Hal Kennedy dies
Hal Kennedy, the man known as the Walter Cronkite of Colorado Springs, died Sept. 21 in Scottsdale, Ariz.
He was 82.
Kennedy started as news anchor at KKTV/Channel 11 in 1956 and was a fixture on local televisions for 33 years. When he retired in 1989, Kennedy had served more years at a single station than anyone else in the country.
“I think he had credibility above and beyond what most people achieve,” said Mike Madson, the former KKTV meteorologist. “If Hal said it, it was true.”
Kennedy hired Bill Huddy, now a University of Colorado at Colorado Springs communications professor, twice — first as a reporter and later as an anchor. He remembers the enormous amount of trust Kennedy earned in his years on the anchor desk.
“The viewers here came to depend on Hal,” Huddy said, “not only as a source for information, but as a bedrock of the community.”
Current KKTV anchor Don Ward grew up watching Kennedy.
“I remember turning on the news and his was the face you saw and the voice you heard,” Ward said.
When Ward took the anchor position at KKTV last year, “I remember thinking it would be an honor to have the same job he once held.”
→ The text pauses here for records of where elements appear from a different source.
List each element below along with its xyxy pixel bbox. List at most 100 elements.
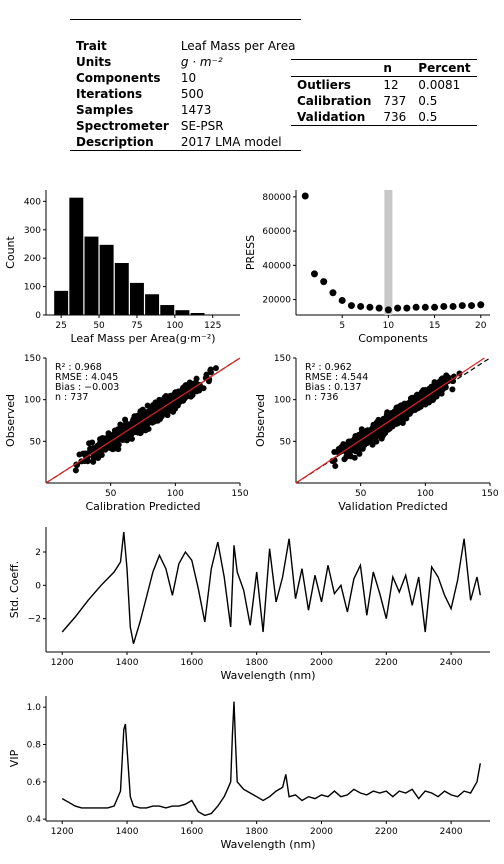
stats-header-label — [291, 59, 378, 77]
observed-point — [207, 369, 214, 376]
hist-y-tick-label: 200 — [24, 254, 41, 264]
observed-point — [378, 419, 385, 426]
hist-y-tick-label: 100 — [24, 283, 41, 293]
hist-y-tick-label: 0 — [35, 311, 41, 321]
observed-point — [412, 395, 419, 402]
meta-key: Iterations — [76, 87, 143, 101]
observed-point — [100, 446, 107, 453]
observed-point — [126, 432, 133, 439]
observed-point — [332, 462, 339, 469]
observed-point — [192, 379, 199, 386]
histogram-bar — [190, 313, 205, 315]
observed-point — [356, 450, 363, 457]
stats-header-n: n — [377, 59, 413, 77]
cal-axes: 50 100 150 50 100 150 Calibration Predicted — [24, 354, 249, 513]
observed-point — [105, 430, 112, 437]
press-point — [449, 302, 457, 310]
observed-point — [181, 383, 188, 390]
meta-key: Components — [76, 71, 161, 85]
coef-x-tick-label: 1600 — [180, 658, 203, 668]
val-y-tick-label: 150 — [274, 354, 291, 364]
val-fit-line — [295, 357, 485, 484]
observed-point — [349, 438, 356, 445]
meta-value: 1473 — [180, 103, 212, 117]
hist-x-tick-label: 125 — [204, 321, 221, 331]
val-x-axis-label: Validation Predicted — [338, 500, 447, 513]
observed-point — [95, 449, 102, 456]
histogram-bar — [84, 236, 99, 315]
coef-series-line — [61, 531, 481, 644]
hist-x-tick-label: 75 — [131, 321, 142, 331]
press-point — [403, 304, 411, 312]
meta-value: 2017 LMA model — [180, 135, 282, 149]
press-point — [347, 302, 355, 310]
vip-y-tick-label: 1.0 — [27, 703, 42, 713]
vip-series-line — [61, 701, 481, 817]
observed-point — [122, 416, 129, 423]
vip-x-tick-label: 1400 — [116, 827, 139, 837]
press-y-tick-label: 80000 — [262, 193, 291, 203]
table-row: Units g · m⁻² — [70, 54, 301, 70]
press-y-tick-label: 20000 — [262, 296, 291, 306]
stats-percent: 0.5 — [418, 94, 438, 108]
observed-point — [112, 430, 119, 437]
press-point — [412, 303, 420, 311]
histogram-bar — [99, 244, 114, 315]
observed-point — [95, 455, 102, 462]
val-stat-annotation: R² : 0.962 — [305, 362, 352, 373]
coef-x-tick-label: 2000 — [310, 658, 333, 668]
observed-point — [144, 418, 151, 425]
coef-y-axis-label: Std. Coeff. — [8, 561, 21, 619]
meta-key: Trait — [76, 39, 107, 53]
press-axes: 5 10 15 20 20000 40000 60000 80000 Components — [262, 190, 490, 345]
observed-point — [352, 445, 359, 452]
val-y-axis-label: Observed — [254, 394, 267, 447]
vip-x-tick-label: 2400 — [440, 827, 463, 837]
histogram-bar — [114, 263, 129, 315]
meta-value: Leaf Mass per Area — [180, 39, 296, 53]
press-point — [440, 302, 448, 310]
observed-point — [418, 391, 425, 398]
stats-key: Calibration — [297, 94, 372, 108]
observed-point — [141, 413, 148, 420]
cal-stat-annotation: RMSE : 4.045 — [55, 372, 118, 383]
coef-x-tick-label: 1800 — [245, 658, 268, 668]
press-y-tick-label: 60000 — [262, 227, 291, 237]
cal-y-tick-label: 150 — [24, 354, 41, 364]
press-point — [301, 192, 309, 200]
val-axes: 50 100 150 50 100 150 Validation Predicted — [274, 354, 499, 513]
coef-y-tick-label: 2 — [35, 548, 41, 558]
press-point — [338, 296, 346, 304]
press-point — [357, 302, 365, 310]
meta-key: Samples — [76, 103, 134, 117]
observed-point — [124, 422, 131, 429]
observed-point — [449, 386, 456, 393]
table-row: Samples 1473 — [70, 102, 301, 118]
histogram-bar — [145, 294, 160, 315]
val-one-to-one-line — [295, 357, 491, 484]
observed-point — [436, 389, 443, 396]
vip-y-tick-label: 0.6 — [27, 778, 42, 788]
observed-point — [425, 399, 432, 406]
press-y-axis-label: PRESS — [244, 235, 257, 270]
stats-percent: 0.5 — [418, 110, 438, 124]
coef-x-tick-label: 1400 — [116, 658, 139, 668]
val-y-tick-label: 100 — [274, 396, 291, 406]
observed-point — [99, 435, 106, 442]
cal-x-tick-label: 50 — [105, 489, 117, 499]
observed-point — [331, 449, 338, 456]
histogram-bar — [160, 305, 175, 315]
observed-point — [183, 393, 190, 400]
press-x-tick-label: 15 — [429, 321, 440, 331]
coef-y-tick-label: 0 — [35, 581, 41, 591]
cal-x-tick-label: 100 — [167, 489, 184, 499]
vip-axes: 1200 1400 1600 1800 2000 2200 2400 0.4 0.6 0.8 1.0… — [27, 696, 490, 851]
val-x-tick-label: 150 — [481, 489, 498, 499]
observed-point — [193, 388, 200, 395]
press-point — [310, 270, 318, 278]
vip-x-tick-label: 2200 — [375, 827, 398, 837]
hist-y-tick-label: 400 — [24, 197, 41, 207]
press-x-axis-label: Components — [358, 332, 428, 345]
press-y-tick-label: 40000 — [262, 261, 291, 271]
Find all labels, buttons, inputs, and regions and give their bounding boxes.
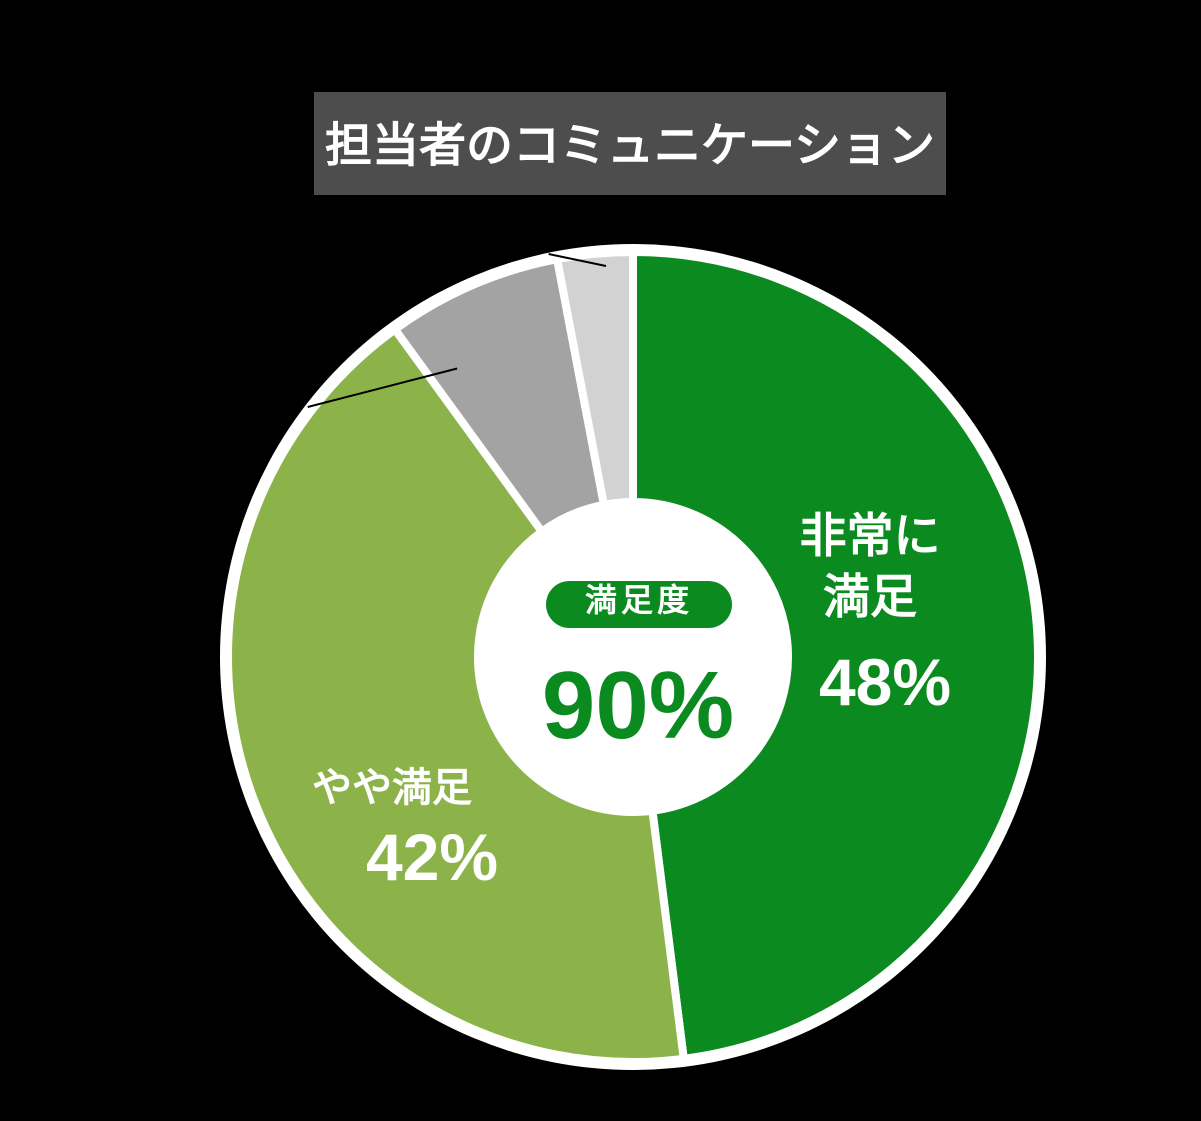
svg-text:非常に: 非常に [800,509,941,562]
svg-text:満足度: 満足度 [585,582,693,618]
svg-text:満足: 満足 [823,570,917,623]
svg-text:48%: 48% [819,645,951,719]
svg-text:90%: 90% [542,652,734,759]
svg-text:やや満足: やや満足 [312,766,472,810]
svg-text:42%: 42% [366,820,498,894]
svg-text:担当者のコミュニケーション: 担当者のコミュニケーション [325,118,935,171]
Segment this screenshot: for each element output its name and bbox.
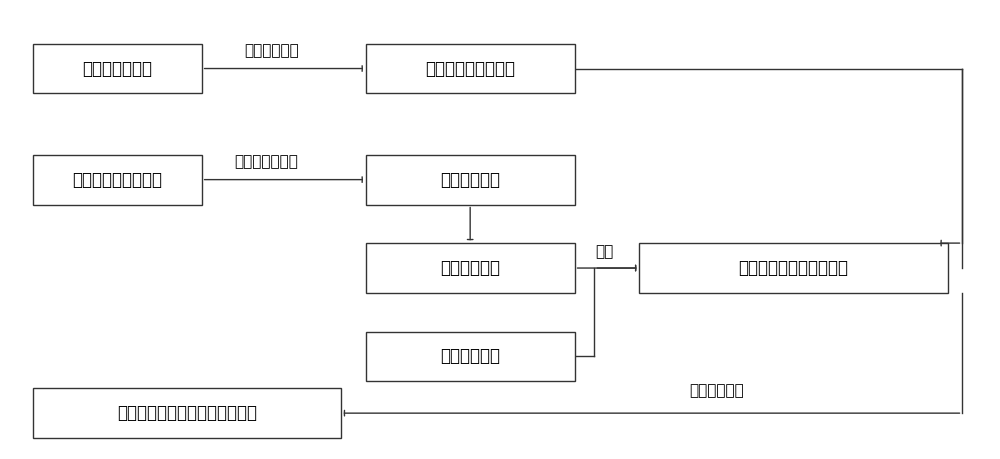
Text: 构建特征栅格: 构建特征栅格: [440, 259, 500, 277]
Text: 匹配: 匹配: [595, 244, 614, 259]
FancyBboxPatch shape: [33, 155, 202, 205]
FancyBboxPatch shape: [366, 243, 575, 293]
Text: 获取点云与图像数据: 获取点云与图像数据: [72, 171, 162, 189]
Text: 联合特征点提取: 联合特征点提取: [234, 155, 298, 170]
FancyBboxPatch shape: [33, 44, 202, 94]
Text: 获取里程计数据: 获取里程计数据: [82, 60, 152, 78]
FancyBboxPatch shape: [366, 44, 575, 94]
Text: 栅格位置加权: 栅格位置加权: [689, 383, 744, 398]
Text: 确定机器人在栅格地图中的位置: 确定机器人在栅格地图中的位置: [117, 404, 257, 422]
FancyBboxPatch shape: [33, 388, 341, 438]
Text: 确定每个栅格的匹配概率: 确定每个栅格的匹配概率: [738, 259, 848, 277]
Text: 特征栅格地图: 特征栅格地图: [440, 347, 500, 365]
Text: 预测当前位置: 预测当前位置: [244, 44, 299, 59]
Text: 投影为俯视图: 投影为俯视图: [440, 171, 500, 189]
Text: 确定搜索的栅格范围: 确定搜索的栅格范围: [425, 60, 515, 78]
FancyBboxPatch shape: [639, 243, 948, 293]
FancyBboxPatch shape: [366, 331, 575, 381]
FancyBboxPatch shape: [366, 155, 575, 205]
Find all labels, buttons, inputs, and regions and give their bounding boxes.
For all the gravitas Kennedy projected on the air, his friends and family say he had a great sense of humor and loved practical jokes when he was off camera.
“I always told him, ‘Hal, you’ve been here since Custer was killed,” said KKTV sports anchor John Owens, who was hired by Kennedy in 1981. “Hal was such a great guy. He joked, he laughed.”
KRDO/Channel 13 news director Dave Rose was one of Kennedy’s competitors, but also a friend, for nearly two decades.
“He just loved the business. He loved television news,” Rose said. “All of the enduring anchor people leave a mark on the industry. I think Hal’s in that category.”
Behind Kennedy’s public persona was a dedicated family man, who shared dinner with his wife, Connie — who died in 1997 — and three children between the 5:30 and 10 p.m. newscasts. He and Connie were married 50 years.
“He had the opportunity to go to much bigger markets, even New York, but chose to stay here because he wanted to raise us kids here,” said his daughter Sherry Thompson. “We were a priority for him.”
When Thompson’s daughter Caitlin was 2, she saw her grandfather on TV and held up a book for him to read to her.
“She was quite disappointed that he didn’t talk back to her and read her the book,” Thompson said.
“My dad was a humble man,” said Susan Prutting, Kennedy’s daughter. “He never engaged in anything that he wasn’t 100 percent up front proud of, that could stand any test of scrutiny.”
Although Kennedy was born in North Dakota and began his broadcasting career there, he became deeply devoted to Colorado Springs, where he moved after serving in World War II.
“Colorado Springs mattered to him,” said Diane Benninghoff, assistant vice president for advancement at Colorado College who worked with Kennedy for 13 years and was a weather forecaster on KKTV. “He had countless opportunities to go other places and he chose to stay in Colorado Springs.”
And the city seemed to love him back. In a poll the Gazette held in 1999, 10 years after he retired, readers named him the best local broadcaster of the century. He was also honored as the Colorado Broadcasters Association broadcaster of the year and earned the group’s broadcast achievement award. Benninghoff said KKTV was the top-rated local station for 17 years in a row during his tenure there.
Kennedy is survived by his three children, Thompson, Prutting and his son Scott Kennedy, six grandchildren and four great-grandchildren, and his longtime companion Sylvia Kalish.
A memorial service for Kennedy will be held 1 p.m. Oct. 10 at Pulpit Rock Church’s West Campus, 301 Austin Bluffs Parkway.